Opéra en trois actes
Musique de Ethel Smyth sur un livret d’Henry Brewster, créé en versions altérées en traduction allemande le 11 novembre 1906 à Leipzig sous le titre Strandrecht, et en anglais le 22 juin 1909 au Her Majesty’s Theatre
Création mondiale de la version originale et intégrale en français

Détails

Mise en scène

Melly Still

Scénographie

Ana Inès Jabares-Pita

Chorégraphie

Mike Ashcroft

Lumières

Malcom Rippeth

Vidéo

Akhila Krishnan

Thurza

Karis Tucker

Marc

Rodrigo Porras Garulo

Pasko

Philip Horst

Avis

Lauren Fagan

Laurent

James Rutherford

Jacquet

Marta Fontanals-Simmons

Tallan

Jeffrey Lloyd-Roberts

Harvey

Donovan Singletary

Danseuses

Rosie Bell, Lucy Burns, Tash Chu, Sirena Tocco

The Glyndebourne Chorus

London Philharmonic Orchestra

Direction musicale

Robin Ticciati

Glyndebourne, 22 avril 2022, 17h

The Wreckers est une œuvre à part dans l’histoire de la composition lyrique. Son auteur, Ethel Smyth, fut une personnalité culturelle et politique haute en couleur que nous avions déjà évoquée il y a quelques mois. Le sujet lui fut inspiré par un voyage en Cornouaille en 1882, au cours duquel la compositrice découvrit les lieux où sévissaient les naufrageurs un siècle plus tôt. Elle fut dès lors hantée par cette atmosphère et commença à réfléchir à un opéra. Elle confia ses notes à son ami Henry Webster, un américain élevé en France. Smyth était elle-même de mère française, son père était un général britannique. Considérant qu’un opéra en anglais composé par une femme n’avait aucune chance d’être créé sur le sol britannique, ils décident que l’ouvrage sera écrit en français pour être créé en France : s’il rencontre du succès à l’étranger, l’opéra aura quelques chances d’être repris à Londres. Les Naufrageurs doivent initialement être produits à l’Opéra de Monte-Carlo avec une star de l’époque, Emma Calvé. Mais le projet ne se fait pas. Finalement, l’ouvrage est donné à Leipzig mais avec des coupures sauvages : malgré le succès de la première (16 rappels), Smyth furieuse, récupère le matériel d’orchestre dans la fosse et l’emporte, rendant toute reprise impossible. A Prague, l’ouvrage, mal répété, ne tient pas. Enfin, comme prévu, The Wreckers sont enfin donnés à Londres en 1909, sous la baguette de Thomas Beecham. Là encore, Smyth se plaint du manque de répétitions (Sir Thomas était un peu laxiste de ce point de vue). Gustav Mahler envisage enfin de monter l’ouvrage à Vienne, mais il est démis de ses fonctions avant de pouvoir le faire. L’opéra fut rarement repris depuis, et toujours en anglais dans la version coupée.

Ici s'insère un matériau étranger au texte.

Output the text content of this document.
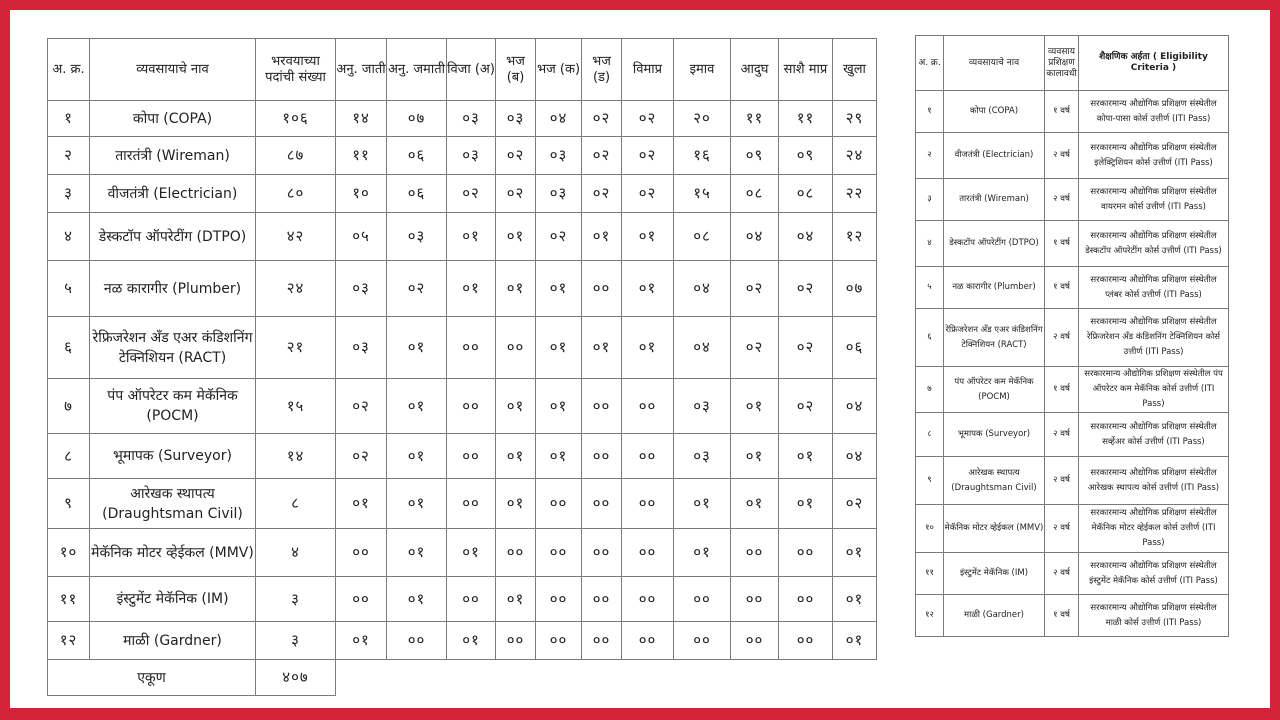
अ. क्र.	व्यवसायाचे नाव	भरवयाच्या पदांची संख्या	अनु. जाती	अनु. जमाती	विजा (अ)	भज (ब)	भज (क)	भज (ड)	विमाप्र	इमाव	आदुघ	साशै माप्र	खुला
१	कोपा (COPA)	१०६	१४	०७	०३	०३	०४	०२	०२	२०	११	११	२९
२	तारतंत्री (Wireman)	८७	११	०६	०३	०२	०३	०२	०२	१६	०९	०९	२४
३	वीजतंत्री (Electrician)	८०	१०	०६	०२	०२	०३	०२	०२	१५	०८	०८	२२
४	डेस्कटॉप ऑपरेटींग (DTPO)	४२	०५	०३	०१	०१	०२	०१	०१	०८	०४	०४	१२
५	नळ कारागीर (Plumber)	२४	०३	०२	०१	०१	०१	००	०१	०४	०२	०२	०७
६	रेफ्रिजरेशन अँड एअर कंडिशनिंग टेक्निशियन (RACT)	२१	०३	०१	००	००	०१	०१	०१	०४	०२	०२	०६
७	पंप ऑपरेटर कम मेकॅनिक (POCM)	१५	०२	०१	००	०१	०१	००	००	०३	०१	०२	०४
८	भूमापक (Surveyor)	१४	०२	०१	००	०१	०१	००	००	०३	०१	०१	०४
९	आरेखक स्थापत्य (Draughtsman Civil)	८	०१	०१	००	०१	००	००	००	०१	०१	०१	०२
१०	मेकॅनिक मोटर व्हेईकल (MMV)	४	००	०१	०१	००	००	००	००	०१	००	००	०१
११	इंस्टुमेंट मेकॅनिक (IM)	३	००	०१	००	०१	००	००	००	००	००	००	०१
१२	माळी (Gardner)	३	०१	००	०१	००	००	००	००	००	००	००	०१
एकूण		४०७											
अ. क्र.	व्यवसायाचे नाव	व्यवसाय प्रशिक्षण कालावधी	शैक्षणिक अर्हता ( Eligibility Criteria )
१	कोपा (COPA)	१ वर्ष	सरकारमान्य औद्योगिक प्रशिक्षण संस्थेतील कोपा-पासा कोर्स उत्तीर्ण (ITI Pass)
२	वीजतंत्री (Electrician)	२ वर्ष	सरकारमान्य औद्योगिक प्रशिक्षण संस्थेतील इलेक्ट्रिशियन कोर्स उत्तीर्ण (ITI Pass)
३	तारतंत्री (Wireman)	२ वर्ष	सरकारमान्य औद्योगिक प्रशिक्षण संस्थेतील वायरमन कोर्स उत्तीर्ण (ITI Pass)
४	डेस्कटॉप ऑपरेटींग (DTPO)	१ वर्ष	सरकारमान्य औद्योगिक प्रशिक्षण संस्थेतील डेस्कटॉप ऑपरेटींग कोर्स उत्तीर्ण (ITI Pass)
५	नळ कारागीर (Plumber)	१ वर्ष	सरकारमान्य औद्योगिक प्रशिक्षण संस्थेतील प्लंबर कोर्स उत्तीर्ण (ITI Pass)
६	रेफ्रिजरेशन अँड एअर कंडिशनिंग टेक्निशियन (RACT)	२ वर्ष	सरकारमान्य औद्योगिक प्रशिक्षण संस्थेतील रेफ्रिजरेशन अँड कंडिशनिंग टेक्निशियन कोर्स उत्तीर्ण (ITI Pass)
७	पंप ऑपरेटर कम मेकॅनिक (POCM)	१ वर्ष	सरकारमान्य औद्योगिक प्रशिक्षण संस्थेतील पंप ऑपरेटर कम मेकॅनिक कोर्स उत्तीर्ण (ITI Pass)
८	भूमापक (Surveyor)	२ वर्ष	सरकारमान्य औद्योगिक प्रशिक्षण संस्थेतील सर्व्हेअर कोर्स उत्तीर्ण (ITI Pass)
९	आरेखक स्थापत्य (Draughtsman Civil)	२ वर्ष	सरकारमान्य औद्योगिक प्रशिक्षण संस्थेतील आरेखक स्थापत्य कोर्स उत्तीर्ण (ITI Pass)
१०	मेकॅनिक मोटर व्हेईकल (MMV)	२ वर्ष	सरकारमान्य औद्योगिक प्रशिक्षण संस्थेतील मेकॅनिक मोटर व्हेईकल कोर्स उत्तीर्ण (ITI Pass)
११	इंस्टुमेंट मेकॅनिक (IM)	२ वर्ष	सरकारमान्य औद्योगिक प्रशिक्षण संस्थेतील इंस्टुमेंट मेकॅनिक कोर्स उत्तीर्ण (ITI Pass)
१२	माळी (Gardner)	१ वर्ष	सरकारमान्य औद्योगिक प्रशिक्षण संस्थेतील माळी कोर्स उत्तीर्ण (ITI Pass)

L’action nous transporte sur les côtes de la Cornouaille, vraisemblablement au XIXe siècle, dans un village de pêcheurs. Les habitants y dépendent des naufrages pour survivre et ne se gênent pas pour les provoquer : Laurent, le gardien du phare, éteint celui-ci toutes les nuits et, si un bateau s’échoue, la communauté achève les survivants et pille l’épave avec la bénédiction du pasteur local. Mais, depuis quelques mois, aucune nouvelle catastrophe n’est venu améliorer l’ordinaire. Le lecteur n’est pas obligé de lire la suite s’il envisage de regarder le replay de l’ouvrage (nous ne saurions trop l’y encourager) : le scénario est digne d’un film noir, avec un authentique suspens et de multiples rebondissements.


© Glyndebourne Productions Ltd. Photo: Richard Hubert Smith

Pour les lecteurs qui souhaiteraient la connaitre, l’intrigue est la suivante. En ce dimanche, la communauté calme sa faim au pub en abusant de la bière locale. Pasko, le pasteur est à la recherche de sa femme, ce qui entraine leurs moqueries. En retour, il blâme leur attitude : l’échec des naufrage est dû à leur impiété. Superstitieux et soumis, les villageois se repentent et implorent le Ciel. Pasko parti, Avis, la fille de Laurent, se moque de leur dévotion aveugle : puisque son père éteint le phare toutes les nuits, c’est qu’un autre allume des bûchers pour alerter les navires. Tous jurent de trouver et de punir le traitre. A son retour, Thurza, la femme du pasteur, refuse de se joindre aux villageois pour la prière. Restée seule, Avis attend le retour de son petit ami, Marc, devenu plus distant. Elle l’entend chanter une chanson d’amour, l’espionne, puis comprend son sort quand la femme du pasteur entonne le même air. A son retour, Pasko sermonne son épouse pour son manque de piété, puis morigène Avis pour sa tenue et lui arrache ses colliers. La jeune fille se jure de se venger des deux époux. Restée seule avec Pasko, Thurza lui reproche sa justification hypocrites des naufrages provoqués. Le pasteur n’y voit en effet aucun inconvénient : ces naufrages sont des dons du Ciel, et leurs victimes auront d’ailleurs le bonheur de rencontrer leur créateur plus rapidement que prévu. Alors qu’une tempête approche, la communauté se regroupe pour préparer les naufrages. L’esprit troublé par sa discussion avec son épouse, Pasko a la tête ailleurs. Avis en profite pour répandre auprès de la communauté les soupçons que son père, Laurent, a conçu au sujet de Pasko, mais qu’il gardait secret craignant d’accuser un innocent, pasteur respecté de surcroit. Le village se prépare pour le massacre. 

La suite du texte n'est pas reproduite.